В подобном номере можно уложить вещи, бросить книгу на тумбочку, сигареты на стол, но все равно останется ощущение, что ты на привале где-то в безлюдной местности. Вокруг, как и в природе, будут только однообразные поверхности; там — холмы, долины, здесь — плоскости и прямые углы; это некая новая дикость, новое одичание; лучшее чтение здесь — школьный учебник геометрии.
Окна гостиницы выходили на глухую стену соседнего здания; до стены было метров десять, и на окнах не было занавесок — зачем, если кирпичная кладка так близко?
Вынужденный жить с видом на стену, я читал ее как книгу — книгу стены. На город очень хорошо смотреть с точки зрения зданий; с точки зрения кирпича; тогда ты уже не наблюдатель, ты как бы заодно с духами места. Но эта стена не позволяла мысленно переместиться внутрь нее, отталкивала взгляд; кирпич ее был положен неровно, линии кладки кривились, стена виляла; и ты мог только узнавать, как постепенно она складывалась, как работали люди на стройке.
Мне показалось, что намерение строить было как бы выпущено из их действий; каждый кирпич клался не машинально даже, а с некой мыслью, предельно далекой от дела строительства, — мыслью то ли о родных краях, то ли о вечерней пайке. И в результате о стене, о доме в целом нельзя было сказать, что они именно построены, нельзя было сказать, что дом твердо стоит на земле. Стена была передо мной, она застила взгляд, но одновременно была как бы неубедительна; казалось, в любой момент она может развалиться, потому что в нее не было вложено нечто, что держит дом дополнительно к кирпичам и раствору.
Я увидел, что великая сила принуждения возвела города, вырубила леса, проложила дороги, прорыла каналы, построила заводы; но оказалось, что принуждение не способно дать одного: того усилия, которое прилагает в деле человек, свободно его выбравший.
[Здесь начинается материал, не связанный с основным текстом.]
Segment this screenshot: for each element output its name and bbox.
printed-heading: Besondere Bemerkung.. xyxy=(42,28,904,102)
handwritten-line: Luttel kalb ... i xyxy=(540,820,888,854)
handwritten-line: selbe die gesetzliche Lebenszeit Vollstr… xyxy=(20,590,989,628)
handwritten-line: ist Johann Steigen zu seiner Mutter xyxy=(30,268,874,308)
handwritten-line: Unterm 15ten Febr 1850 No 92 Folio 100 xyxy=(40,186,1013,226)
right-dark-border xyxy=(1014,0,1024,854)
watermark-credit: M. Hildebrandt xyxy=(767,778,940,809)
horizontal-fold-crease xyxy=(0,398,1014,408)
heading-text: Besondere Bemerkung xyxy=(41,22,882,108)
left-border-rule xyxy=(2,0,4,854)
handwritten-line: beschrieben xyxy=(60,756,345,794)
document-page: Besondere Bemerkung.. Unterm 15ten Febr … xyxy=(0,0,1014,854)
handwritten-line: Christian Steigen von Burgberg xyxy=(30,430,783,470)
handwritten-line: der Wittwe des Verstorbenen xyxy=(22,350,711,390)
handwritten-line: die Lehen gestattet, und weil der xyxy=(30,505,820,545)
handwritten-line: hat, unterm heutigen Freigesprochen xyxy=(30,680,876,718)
А без этого усилия, без доли духовного труда, которая вливается в труд физический, все дороги, мосты, города, цеха — держатся лишь волей государства, что их возвела. И когда эта воля исчезла, ушло ее время, люди остались с наследством великих строек, к которому — в духовном смысле — не были причастны; остались среди домов, вокзалов, улиц, построенных подневольно, — с городским ландшафтом, в котором не претворился, не проявился человек.
Спать в номере с видом на стену было хорошо; сон становился способом выйти из помещения. Сны — те три сна, которые являлись мне дома, — больше не приходили; они не могли существовать в этом гостиничном номере, они были чем-то слишком личным среди здешней обстановки общего свойства; те сны, что я видел, когда лег спать после поезда, были не снами даже, а заготовками снов, чистыми листами сновидений, по которым скользили легкие неузнаваемые тени; большего ждать было пока нельзя.
Я еще заранее решил, что не сразу пойду отыскивать человека, писавшего Второму деду; я хотел сперва увидеть город, увидеть его настоящее — и лишь потом тревожить прошлое.